There are a number of different types of 3D printers and various powders that can be used to make parts in these printers. For Electronic Beam Melting (EBM) the required powder specification is from 107 microns down to 44 microns. For the Selective Laser Melting (SLM) process, a fine powder is required as the powder must be sized to the range of 44 microns down to 15 microns.

The main reason that powders used for AM have to be in these specified size ranges is the effect they have within the bed of the 3D printer. The way that the material layers in the 3D printer bed is critical, and removing the sub 44 micron and sub 15 micron particles from the metal powder going into the 3D printer is as critical. Without removing these fines, the powder will not layer properly in the bed and can significantly affect the way the laser melts the powder. There are a couple ways to ensure that the material that is going into your powder is going to meet these tight specifications.

When preparing metal powders for the AM industry, the name of the game is maximizing yield without sacrificing efficiency. There are two main processes currently being used to effectively prepare powder for AM. The first way to size this powder is using an air classifier and the other is to use a screening or sieving system. Each method has benefits and drawbacks that dictate where each is best applied. As technologies have advanced, the ability to create more precise particle size distributions has been enhanced.
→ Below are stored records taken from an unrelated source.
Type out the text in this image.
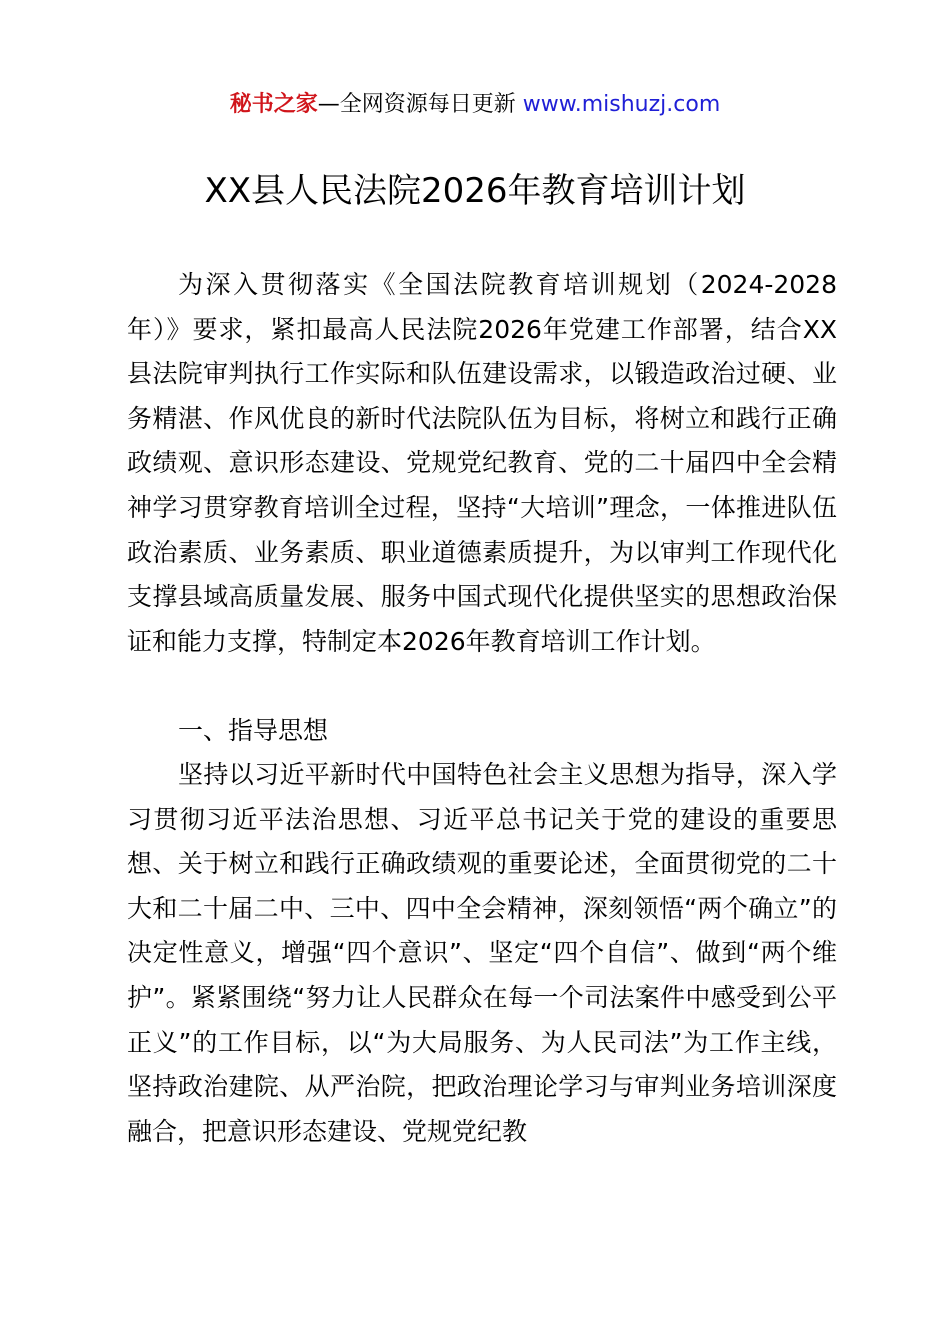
秘书之家—全网资源每日更新 www.mishuzj.com
XX县人民法院2026年教育培训计划

为深入贯彻落实《全国法院教育培训规划（2024-2028年）》要求，紧扣最高人民法院2026年党建工作部署，结合XX县法院审判执行工作实际和队伍建设需求，以锻造政治过硬、业务精湛、作风优良的新时代法院队伍为目标，将树立和践行正确政绩观、意识形态建设、党规党纪教育、党的二十届四中全会精神学习贯穿教育培训全过程，坚持“大培训”理念，一体推进队伍政治素质、业务素质、职业道德素质提升，为以审判工作现代化支撑县域高质量发展、服务中国式现代化提供坚实的思想政治保证和能力支撑，特制定本2026年教育培训工作计划。

一、指导思想

坚持以习近平新时代中国特色社会主义思想为指导，深入学习贯彻习近平法治思想、习近平总书记关于党的建设的重要思想、关于树立和践行正确政绩观的重要论述，全面贯彻党的二十大和二十届二中、三中、四中全会精神，深刻领悟“两个确立”的决定性意义，增强“四个意识”、坚定“四个自信”、做到“两个维护”。紧紧围绕“努力让人民群众在每一个司法案件中感受到公平正义”的工作目标，以“为大局服务、为人民司法”为工作主线，坚持政治建院、从严治院，把政治理论学习与审判业务培训深度融合，把意识形态建设、党规党纪教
Air classifiers use air velocity and a classification wheel to separate a powder based on size. The feed rate, air flow, classifier wheel size opening, and wheel speed are all adjusted to determine where the separation occurs. The classifier allows for separations at small sizes, and at high-volume processing this is clearly a separation technology. There are drawbacks to this type of system for AM powders.

The selective laser melting method requires almost all -10 and most of the -15 micron particles be removed from the powder. To attain these targets with an air classifier, there will also be 15-25 micron particles that are removed in the fines in order to make sure all of the fines are classified out. This affects yield as well as the distribution of the powder that makes the bed material for processing.  Air classification also comes with a large capitalized installation and ongoing operational costs.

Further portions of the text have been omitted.